"I don't know," said Penelope. "We're so used to this one."

Mrs. Corey looked a little baffled, but she said sympathetically, "Of course, you will be sorry to leave your old home."

Mrs. Lapham could not help putting in on behalf of her daughters: "I guess if it was left to the girls to say, we shouldn't leave it at all."

"Oh, indeed!" said Mrs. Corey; "are they so much attached? But I can quite understand it. My children would be heart-broken too if we were to leave the old place." She turned to Penelope. "But you must think of the lovely new house, and the beautiful position."

"Yes, I suppose we shall get used to them too," said Penelope, in response to this didactic consolation.

"Oh, I could even imagine your getting very fond of them," pursued Mrs.
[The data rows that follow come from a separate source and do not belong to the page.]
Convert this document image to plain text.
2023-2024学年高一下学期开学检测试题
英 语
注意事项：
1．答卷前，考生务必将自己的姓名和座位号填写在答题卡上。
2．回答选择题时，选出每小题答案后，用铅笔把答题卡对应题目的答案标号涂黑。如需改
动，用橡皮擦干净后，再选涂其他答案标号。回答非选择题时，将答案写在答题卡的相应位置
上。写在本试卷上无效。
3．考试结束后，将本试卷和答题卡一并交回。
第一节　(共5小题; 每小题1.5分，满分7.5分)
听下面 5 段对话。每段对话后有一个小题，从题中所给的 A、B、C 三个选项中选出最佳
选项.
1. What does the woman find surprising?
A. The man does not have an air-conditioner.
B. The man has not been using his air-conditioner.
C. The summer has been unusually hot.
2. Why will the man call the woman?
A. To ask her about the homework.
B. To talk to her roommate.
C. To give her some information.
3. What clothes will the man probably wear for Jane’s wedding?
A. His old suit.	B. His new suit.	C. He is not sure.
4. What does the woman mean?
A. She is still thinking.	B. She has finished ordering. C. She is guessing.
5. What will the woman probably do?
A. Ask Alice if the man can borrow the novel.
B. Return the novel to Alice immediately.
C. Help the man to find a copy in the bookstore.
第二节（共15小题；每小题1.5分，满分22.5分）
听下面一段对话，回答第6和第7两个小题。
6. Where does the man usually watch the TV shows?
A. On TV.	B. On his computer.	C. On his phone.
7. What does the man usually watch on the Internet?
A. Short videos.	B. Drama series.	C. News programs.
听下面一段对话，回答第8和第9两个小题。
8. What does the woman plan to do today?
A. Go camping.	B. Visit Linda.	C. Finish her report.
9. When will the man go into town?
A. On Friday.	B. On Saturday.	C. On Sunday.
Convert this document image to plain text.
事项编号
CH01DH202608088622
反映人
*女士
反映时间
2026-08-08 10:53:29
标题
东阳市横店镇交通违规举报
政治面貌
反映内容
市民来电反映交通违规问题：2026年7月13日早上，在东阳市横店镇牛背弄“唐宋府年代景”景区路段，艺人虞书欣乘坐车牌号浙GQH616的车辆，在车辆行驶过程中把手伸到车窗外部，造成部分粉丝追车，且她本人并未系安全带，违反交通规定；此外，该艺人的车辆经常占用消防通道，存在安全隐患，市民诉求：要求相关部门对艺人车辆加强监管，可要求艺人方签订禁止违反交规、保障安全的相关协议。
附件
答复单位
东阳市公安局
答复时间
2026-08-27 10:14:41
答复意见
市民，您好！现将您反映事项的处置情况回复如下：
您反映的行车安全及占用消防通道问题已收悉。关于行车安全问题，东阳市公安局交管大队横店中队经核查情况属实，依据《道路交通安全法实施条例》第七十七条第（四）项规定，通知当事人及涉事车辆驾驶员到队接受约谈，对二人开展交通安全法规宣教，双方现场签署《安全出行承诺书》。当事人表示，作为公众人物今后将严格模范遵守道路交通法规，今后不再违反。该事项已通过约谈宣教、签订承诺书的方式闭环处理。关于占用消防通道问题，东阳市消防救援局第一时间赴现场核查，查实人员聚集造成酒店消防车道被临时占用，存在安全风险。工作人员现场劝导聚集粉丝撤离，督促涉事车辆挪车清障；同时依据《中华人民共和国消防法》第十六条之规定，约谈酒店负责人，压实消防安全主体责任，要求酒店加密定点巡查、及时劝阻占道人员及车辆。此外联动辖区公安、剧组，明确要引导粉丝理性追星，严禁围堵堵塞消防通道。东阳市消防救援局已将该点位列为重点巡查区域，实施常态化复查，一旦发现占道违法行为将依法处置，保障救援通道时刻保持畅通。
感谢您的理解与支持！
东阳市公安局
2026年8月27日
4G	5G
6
Corey patronisingly. "My son has told me of the lovely outlook you're to have over the water. He thinks you have such a beautiful house. I believe he had the pleasure of meeting you all there when he first came home."

"Yes, I think he was our first visitor."

"He is a great admirer of your house," said Mrs. Corey, keeping her eyes very sharply, however politely, on Penelope's face, as if to surprise there the secret of any other great admiration of her son's that might helplessly show itself.

"Yes," said the girl, "he's been there several times with father; and he wouldn't be allowed to overlook any of its good points."

Her mother took a little more courage from her daughter's tranquillity.